Discovering WMD

Posted: Aug 09, 2003 12:00 AM

WASHINGTON -- Former international weapons inspector David Kay, now seeking Iraqi weapons of mass destruction for the Pentagon, has privately reported successes that are planned to be revealed to the public in mid-September.

Kay has told his superiors he has found substantial evidence of biological weapons in Iraq, plus considerable missile development. He has been less successful in locating chemical weapons, and has not yet begun a substantial effort to locate progress toward nuclear arms.

Senior officials in the Bush administration believe Kay's weapons discoveries should have been revealed as they were made. However, a decision, approved by President Bush, was made to wait until more was discovered and then announce it -- probably in September.


The two senior staffers of the National Security Council (NSC), who have been reported responsible for the famous 16 words in President Bush's State of the Union address, were cross-examined privately by congressional interrogators on Aug. 1.

Deputy National Security Adviser Stephen Hadley was questioned briefly by bipartisan aides of the Senate and House intelligence committees. Robert Joseph, the senior NSC staffer who actually wrote the 16 words reporting alleged Iraqi efforts to buy uranium from Africa, was then grilled for over three hours.

The congressional staffers came downtown to question Hadley and Joseph at the Eisenhower Executive Office Building next door to the White House. The president had refused to permit NSC officials to be interrogated in public or to go to Capitol Hill for the questioning.

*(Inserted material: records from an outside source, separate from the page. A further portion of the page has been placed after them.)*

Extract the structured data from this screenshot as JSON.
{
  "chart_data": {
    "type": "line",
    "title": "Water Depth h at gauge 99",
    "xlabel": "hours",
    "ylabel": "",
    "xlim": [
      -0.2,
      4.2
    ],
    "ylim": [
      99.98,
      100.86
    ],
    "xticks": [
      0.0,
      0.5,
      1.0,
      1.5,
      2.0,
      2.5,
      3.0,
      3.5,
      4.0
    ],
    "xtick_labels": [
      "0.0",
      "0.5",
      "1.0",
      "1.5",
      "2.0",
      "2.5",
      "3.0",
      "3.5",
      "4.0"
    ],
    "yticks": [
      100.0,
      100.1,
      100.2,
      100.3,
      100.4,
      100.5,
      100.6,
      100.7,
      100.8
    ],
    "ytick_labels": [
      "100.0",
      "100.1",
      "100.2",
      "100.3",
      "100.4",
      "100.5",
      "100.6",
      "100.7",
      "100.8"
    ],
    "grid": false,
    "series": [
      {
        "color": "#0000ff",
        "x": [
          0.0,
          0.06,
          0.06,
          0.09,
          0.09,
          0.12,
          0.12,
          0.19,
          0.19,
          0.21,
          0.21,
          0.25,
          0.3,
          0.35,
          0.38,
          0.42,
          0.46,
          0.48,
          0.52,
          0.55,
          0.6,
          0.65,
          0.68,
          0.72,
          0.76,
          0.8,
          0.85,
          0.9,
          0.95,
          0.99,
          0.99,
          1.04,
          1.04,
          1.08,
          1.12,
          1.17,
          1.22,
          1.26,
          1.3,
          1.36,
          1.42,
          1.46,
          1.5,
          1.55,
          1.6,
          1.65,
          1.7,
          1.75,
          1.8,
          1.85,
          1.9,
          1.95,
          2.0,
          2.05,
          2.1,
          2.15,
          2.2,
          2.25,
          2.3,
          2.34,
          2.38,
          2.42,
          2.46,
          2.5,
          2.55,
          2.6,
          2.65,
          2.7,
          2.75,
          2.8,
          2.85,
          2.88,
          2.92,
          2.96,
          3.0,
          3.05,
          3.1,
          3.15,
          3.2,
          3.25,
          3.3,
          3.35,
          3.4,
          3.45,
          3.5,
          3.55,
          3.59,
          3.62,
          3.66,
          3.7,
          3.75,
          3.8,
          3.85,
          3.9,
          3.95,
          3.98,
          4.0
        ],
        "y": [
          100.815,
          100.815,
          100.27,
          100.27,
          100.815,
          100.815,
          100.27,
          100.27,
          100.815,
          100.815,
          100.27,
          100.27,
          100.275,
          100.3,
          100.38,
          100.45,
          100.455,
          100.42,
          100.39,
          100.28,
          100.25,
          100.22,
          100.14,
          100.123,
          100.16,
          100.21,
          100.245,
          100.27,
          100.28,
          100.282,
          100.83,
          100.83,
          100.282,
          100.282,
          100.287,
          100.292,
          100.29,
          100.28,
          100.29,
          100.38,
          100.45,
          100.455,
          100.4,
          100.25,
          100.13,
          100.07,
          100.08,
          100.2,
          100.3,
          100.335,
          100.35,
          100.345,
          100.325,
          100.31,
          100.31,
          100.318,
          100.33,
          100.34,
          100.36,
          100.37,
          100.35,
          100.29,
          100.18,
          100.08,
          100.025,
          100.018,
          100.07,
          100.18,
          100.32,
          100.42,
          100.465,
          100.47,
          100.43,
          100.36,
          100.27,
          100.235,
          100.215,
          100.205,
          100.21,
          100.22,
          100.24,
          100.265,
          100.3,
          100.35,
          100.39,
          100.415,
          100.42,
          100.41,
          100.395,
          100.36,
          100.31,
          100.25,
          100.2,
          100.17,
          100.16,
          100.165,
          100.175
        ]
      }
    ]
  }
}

Former Vermont Gov. Howard Dean's campaign scored a political victory, with the help of his newly named labor operative, by stopping the AFL-CIO's immediate endorsement of Rep. Richard Gephardt for the Democratic presidential nomination.

Gephardt, backed by 11 unions, pushed hard for the labor federation's endorsement at the AFL-CIO meeting in Chicago this past week. Bob Mullenkamp, Dean's new labor aide, worked to postpone further consideration of the issue until another meeting was called for October.

Mullenkamp was an aide to former Teamsters president Ron Carey and is on poor terms with the union's present leadership headed by James P. Hoffa, a strong supporter of Gephardt. Mullenkamp is married to Karen Ackerman, currently political director of the AFL-CIO.


The usually astute Senate Democratic Leader Tom Daschle committed a rare tactical blunder just before the August recess when he agreed to a procedure opening the way to passage of a Republican-style energy bill.

Senate Majority Leader Bill Frist was under attack for interrupting Senate debate on the energy bill, at White House request, to bring up stalled judicial nominations. In an obvious effort to goad Frist, Daschle took the Senate floor to say that one way to pass an energy bill before the recess was to rubber-stamp the bill passed in the then Democratic-controlled Senate last year. Frist took him up on the offer, and a surprised Daschle had no alternative to concurring in his own proposition.

That gives Senate Energy Committee Chairman Pete Domenici the opportunity to craft a bill to Republican specifications in the Senate-House conference. He has made clear he will return to the Senate with a bill resembling the Republican-drafted House measure.


Republican members of the special 9/11 investigating commission were delighted to lose former Sen. Max Cleland as a colleague when he accepted President Bush's appointment as a Democratic director of the Export-Import Bank, a full-time job.

Cleland, still obviously bitter over his defeat for re-election in Georgia last year, was the most anti-Bush member of the bipartisan commission headed by former New Jersey Republican Gov. Tom Kean. He remains furious about last year's ads for victorious Republican Saxby Chambliss depicting Cleland as weak on homeland security.

Bipartisanship at the commission is unlikely to improve, however. Senate Democratic Leader Tom Daschle will select Cleland's successor, and he will not pick anyone who is soft on President Bush.